For his career, Quintana has a 3.51 ERA, a 3.52 FIP, and a 3.82 xFIP – aka, consistently very good and very steady. Although those numbers have taken a hit this year, he’s got a 2.70 ERA since the start of June. His strikeout rate is up a bit this year, though his walk rate and home run rates are also up.
Quintana is making $6M this year, $8.35M next year, and comes with a $10.5M club option in 2019 ($1M buyout), and another $10.5M club option in 2020 ($1M buyout).
We’ll dig in on him so much more soon [UPDATE: And Michael’s got more Quintana for you here]. Hopefully the fact that he doesn’t have to move cities will help him incorporate that much more quickly with his new team – always something you have to consider in these moves.
The cost of acquiring Quintana was understandably enormous, though certainly not unfair. Jimenez is a top 10 prospect in the game, and the upside in his bat is right there with any offensive prospect you could find. He hasn’t yet reached AA and is just 20 years old, so there is still some risk. But if you’re asking me to bet, I think he’s a future offensive star. On the Cubs, his spot in the future was a little murky, so the Cubs are betting more on Kyle Schwarber and Ian Happ right now than on Jimenez. (And, if you’re an extreme dreamer, Bryce Harper?)
Cease has an electric arm, and is almost certainly going to pitch in the big leagues. The question that will follow him in the coming years is whether he can stick as a starter, or whether he’ll eventually move to the bullpen. I love the upside there as a front-of-the-rotation type, but there was always plenty of risk, too. As a trade piece – even as the Cubs need waves of pitching – I’m comfortable with his inclusion.
Rose has some nice physical projection – he looks like Kris Bryant – but has yet to put together the kind of elite offensive numbers you’d want to see in the low minors from a bat-first prospect. Flete, 24, is an infielder putting up decent numbers in High-A, but he is not currently regarded as a significant prospect.

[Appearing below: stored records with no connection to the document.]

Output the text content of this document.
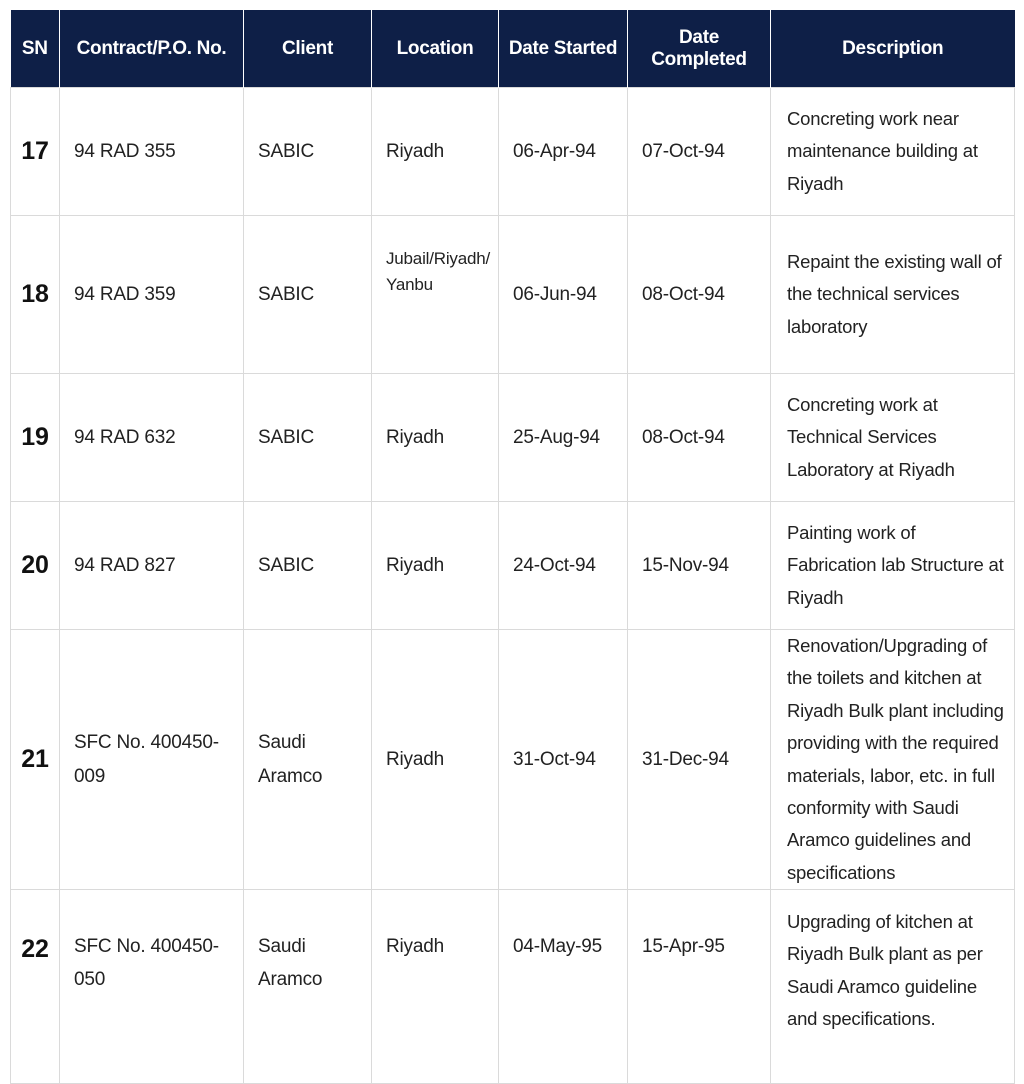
SN	Contract/P.O. No.	Client	Location	Date Started	Date Completed	Description
17	94 RAD 355	SABIC	Riyadh	06-Apr-94	07-Oct-94	Concreting work near maintenance building at Riyadh
18	94 RAD 359	SABIC	Jubail/Riyadh/Yanbu	06-Jun-94	08-Oct-94	Repaint the existing wall of the technical services laboratory
19	94 RAD 632	SABIC	Riyadh	25-Aug-94	08-Oct-94	Concreting work at Technical Services Laboratory at Riyadh
20	94 RAD 827	SABIC	Riyadh	24-Oct-94	15-Nov-94	Painting work of Fabrication lab Structure at Riyadh
21	SFC No. 400450-009	Saudi Aramco	Riyadh	31-Oct-94	31-Dec-94	Renovation/Upgrading of the toilets and kitchen at Riyadh Bulk plant including providing with the required materials, labor, etc. in full conformity with Saudi Aramco guidelines and specifications
22	SFC No. 400450-050	Saudi Aramco	Riyadh	04-May-95	15-Apr-95	Upgrading of kitchen at Riyadh Bulk plant as per Saudi Aramco guideline and specifications.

Taken all together, given the price tag I would have put on Quintana when I thought the Cubs had no chance to get him because of the White Sox’s preference not to deal with them, this is what I would have expected a Quintana trade to cost. At first blush, this really was a reasonable price to pay. It stings, of course, but it was fair. And, again: Quintana was basically the perfect trade target for the Cubs.
As for the timing and scope of the deal, the Cubs are clearly still very much all-in on 2017. Yes, getting a guy like Quintana – wow, I still can’t believe they got Quintana – is as much about 2018-2020 as it is this year, but buying him now means paying a premium for the value he could have provided other playoff contenders this season. The Cubs want that value. And they don’t want another team – say, weren’t the Brewers rumored to be in on Quintana? – to get it.